The present invention relates to a magnetic resonance imaging apparatus, a magnetic resonance receiving apparatus, and a magnetic resonance imaging method.
A method called a line scan has been disclosed in a patent document 1. FIG. 3 is a conceptual diagram for describing a line scan. In the line scan, the operation of 90°-exciting and 180°-exciting spins of two slices S1 and S2 intersecting each other respectively and thereby receiving a spin echo generated from an intersection IT thereof, and subjecting the received spin echo to one-dimensional inverse Fourier transformation to obtain line images at the intersection is repeated while the intersection IT is parallel-moved in a phase direction Dph or the like within an imaging space. By collecting those line images, a two-dimensional image of a subject as seen in a projection direction Dpr is constructed.
[Patent Document 1] Japanese Unexamined Patent Publication No. 2001-61810
In the patent document 1, one two-dimensional image is obtained by moving the intersection IT placed on one plane. In contrast, it is considered that one two-dimensional image is obtained by moving the intersection three-dimensionally. FIG. 5 is a conceptual diagram showing one example illustrative of scan positions and a scan sequence where an intersection is three-dimensionally moved to obtain a two-dimensional image.
In FIG. 5, the direction orthogonal to the sheet indicates the longitudinal direction of the intersection IT. Each of rhombuses in the figure shows a line L′ corresponding to each scan position of the intersection IT in the form of a sectional shape of the intersection IT. Numerals in the lines L′ show a scan sequence. There is a case where lines L′ for a specific scan sequence are designated below by marking the lines L′ with numbers indicative of a scan sequence as in the case of a line L′ 1 and the like.
In FIG. 5, lines L′ are set onto a matrix M′ of 4 rows and 14 columns.
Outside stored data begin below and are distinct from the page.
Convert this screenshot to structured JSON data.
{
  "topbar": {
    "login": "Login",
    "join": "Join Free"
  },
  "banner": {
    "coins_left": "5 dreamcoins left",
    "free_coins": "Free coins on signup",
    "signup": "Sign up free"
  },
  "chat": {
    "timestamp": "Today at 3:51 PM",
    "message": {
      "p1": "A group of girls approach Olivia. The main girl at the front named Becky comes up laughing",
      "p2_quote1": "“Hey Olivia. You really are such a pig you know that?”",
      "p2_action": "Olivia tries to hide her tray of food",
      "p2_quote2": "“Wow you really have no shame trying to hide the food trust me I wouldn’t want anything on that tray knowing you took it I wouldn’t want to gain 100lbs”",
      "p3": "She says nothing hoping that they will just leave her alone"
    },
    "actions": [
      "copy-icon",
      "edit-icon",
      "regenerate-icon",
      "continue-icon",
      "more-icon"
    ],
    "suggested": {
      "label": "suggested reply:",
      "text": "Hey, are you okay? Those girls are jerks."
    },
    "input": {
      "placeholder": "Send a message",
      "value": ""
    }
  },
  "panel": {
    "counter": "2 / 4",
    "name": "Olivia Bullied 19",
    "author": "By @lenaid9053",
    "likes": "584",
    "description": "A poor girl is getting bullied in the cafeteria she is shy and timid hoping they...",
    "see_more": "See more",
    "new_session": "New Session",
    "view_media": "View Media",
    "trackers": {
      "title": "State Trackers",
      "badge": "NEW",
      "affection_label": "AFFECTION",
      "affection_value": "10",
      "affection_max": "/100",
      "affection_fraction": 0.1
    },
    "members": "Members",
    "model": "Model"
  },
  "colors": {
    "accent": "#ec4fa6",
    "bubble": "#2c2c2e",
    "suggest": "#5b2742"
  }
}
Described specifically, one line L′ is set in each column and a plurality of lines L′ smaller than the number of columns are set in each row. And line images based on the scans of the lines L′ are collected or gathered thereby to obtain a two-dimensional image IMG of a subject as viewed in a projection direction Dpr parallel to a column direction.
Moving the intersection IT three-dimensionally in this way makes it possible to lengthen a distant scan interval between the lines L′ and relax interaction between the lines L′ while resolution of the two-dimensional image IMG in the phase direction Dph is being maintained high, as compared with the case in which the intersection is moved at one plane (only one row). An image or three-dimensional image of the subject as seen in the direction other than the projection direction Dpr can also be obtained.
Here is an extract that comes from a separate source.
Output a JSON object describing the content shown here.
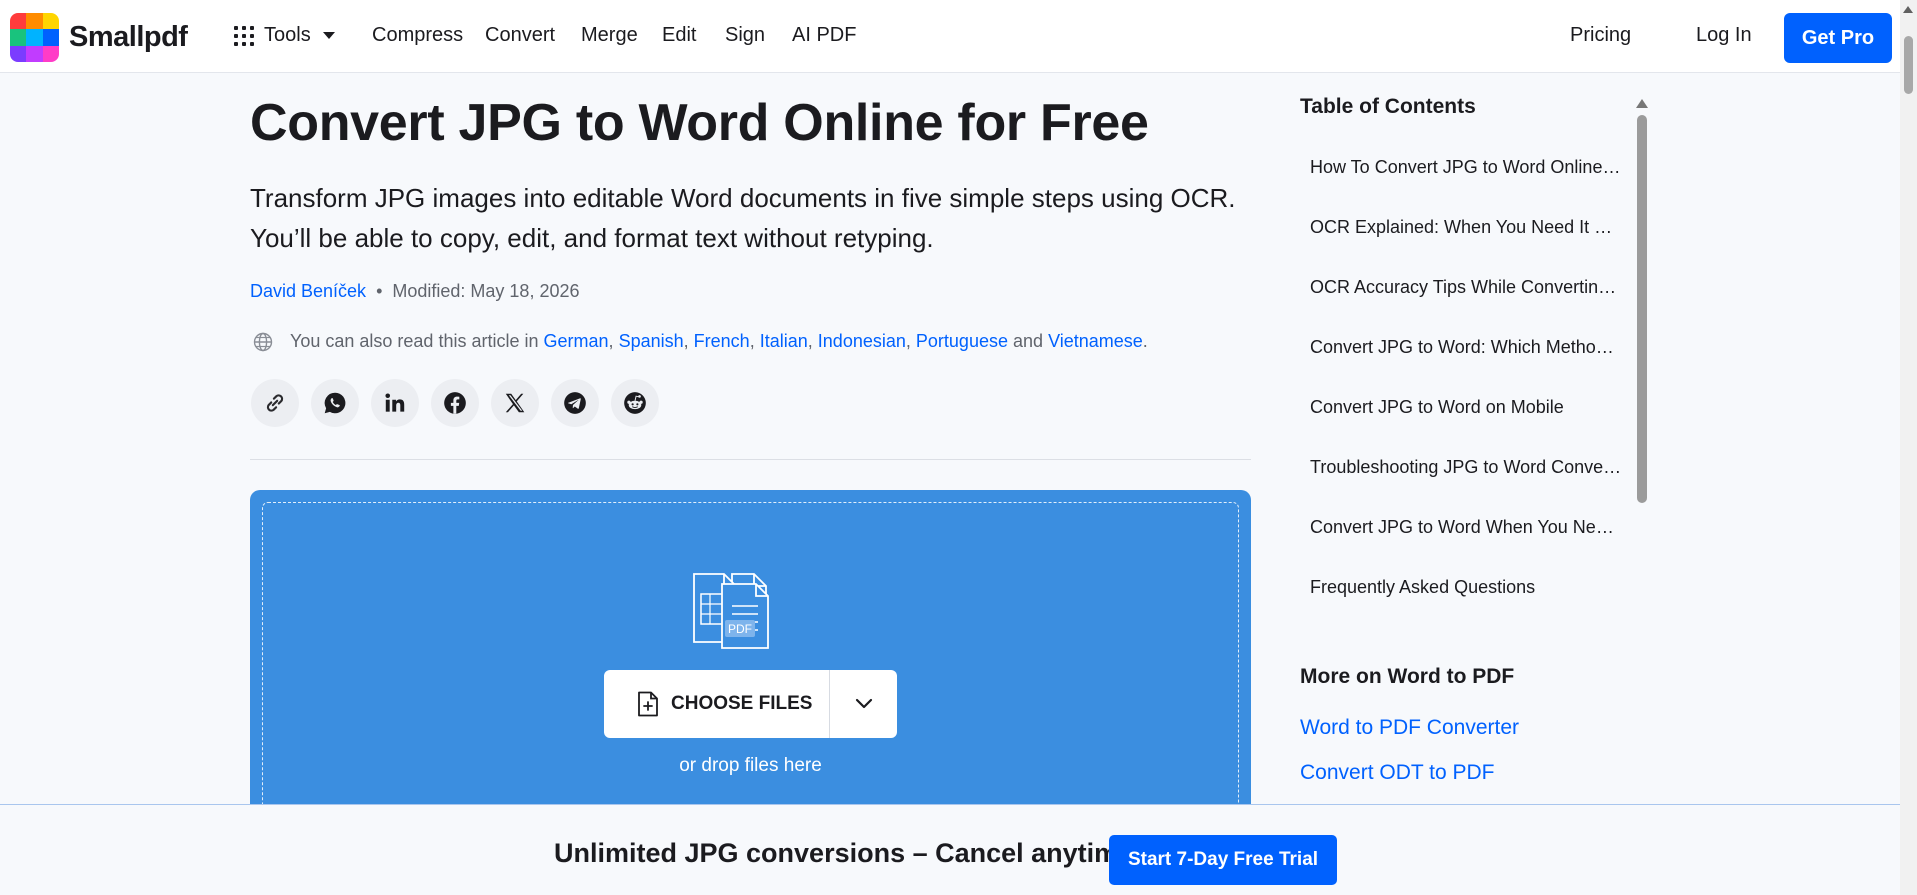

The specific layout of the lines L′ and their scan sequence are set in consideration of various circumstances such as relaxing of the interaction between the lines L′, uniformization of the interaction between the lines L′ over a region of interest of the subject, etc.
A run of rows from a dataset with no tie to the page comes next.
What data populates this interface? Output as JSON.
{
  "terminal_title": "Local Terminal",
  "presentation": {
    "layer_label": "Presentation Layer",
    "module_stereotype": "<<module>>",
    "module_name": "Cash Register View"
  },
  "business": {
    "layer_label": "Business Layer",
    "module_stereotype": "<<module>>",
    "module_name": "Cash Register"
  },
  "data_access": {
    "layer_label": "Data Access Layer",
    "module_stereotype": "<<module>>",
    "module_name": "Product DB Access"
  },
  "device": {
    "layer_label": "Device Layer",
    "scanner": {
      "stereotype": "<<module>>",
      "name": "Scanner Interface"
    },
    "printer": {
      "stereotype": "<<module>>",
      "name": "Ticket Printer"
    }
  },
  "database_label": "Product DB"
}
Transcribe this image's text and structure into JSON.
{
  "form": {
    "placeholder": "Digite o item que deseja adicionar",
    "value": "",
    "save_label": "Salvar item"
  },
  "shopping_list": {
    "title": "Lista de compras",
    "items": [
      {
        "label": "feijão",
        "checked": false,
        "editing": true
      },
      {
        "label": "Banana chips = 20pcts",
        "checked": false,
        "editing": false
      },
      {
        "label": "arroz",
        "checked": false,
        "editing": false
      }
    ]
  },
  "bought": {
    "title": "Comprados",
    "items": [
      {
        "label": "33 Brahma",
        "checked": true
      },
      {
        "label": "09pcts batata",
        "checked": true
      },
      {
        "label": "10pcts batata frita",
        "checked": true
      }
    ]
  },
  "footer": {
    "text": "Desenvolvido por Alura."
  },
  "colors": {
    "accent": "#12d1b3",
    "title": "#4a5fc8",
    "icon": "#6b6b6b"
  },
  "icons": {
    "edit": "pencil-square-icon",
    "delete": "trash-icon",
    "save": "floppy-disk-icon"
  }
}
In FIG. 5, the lines L′ are disposed in such a manner that the line L′ at the next row is shifted by one column with respect to the line L′ at one row in the right direction as seen from the sheet. A scan is sequentially performed in the column direction (projection direction Dpr) every row. At each row, the scan sequence is set along the rules common between the respective rows.
Thus, the temporal scan interval from the line L′ at the first row to the line L′ at the second row, and the temporal scan interval from the line L′ at the second row to the line L′ at the third row are equal to each other. When, for example, the temporal scan interval is expressed in the form of a difference in scan order, the scan interval from a line L′ 1 to a line L′ 5 is 5−1=4, and the scan interval from the line L′ 5 to a line L′ 9 is 9−5=4. They are equal to each other.
When, however, attention is focused on a line L′ 12, the temporal scan interval (12−9=3) from the line L′ 9 to the line L′ 12 becomes shorter than the temporal scan interval (9−5=4) from the line L′ 5 to the line L′ 9.Therefore, a reduction in signal strength due to spin saturation at the line L′ 12 becomes greater than that at the line L′ 9. Lines L′ 13 and L′ 14 are also similar to above. Thus, line-like unevenness of luminance occurs at positions corresponding to the lines L′ 12, L′13 and L′ 14 of the two-dimensional image IMG.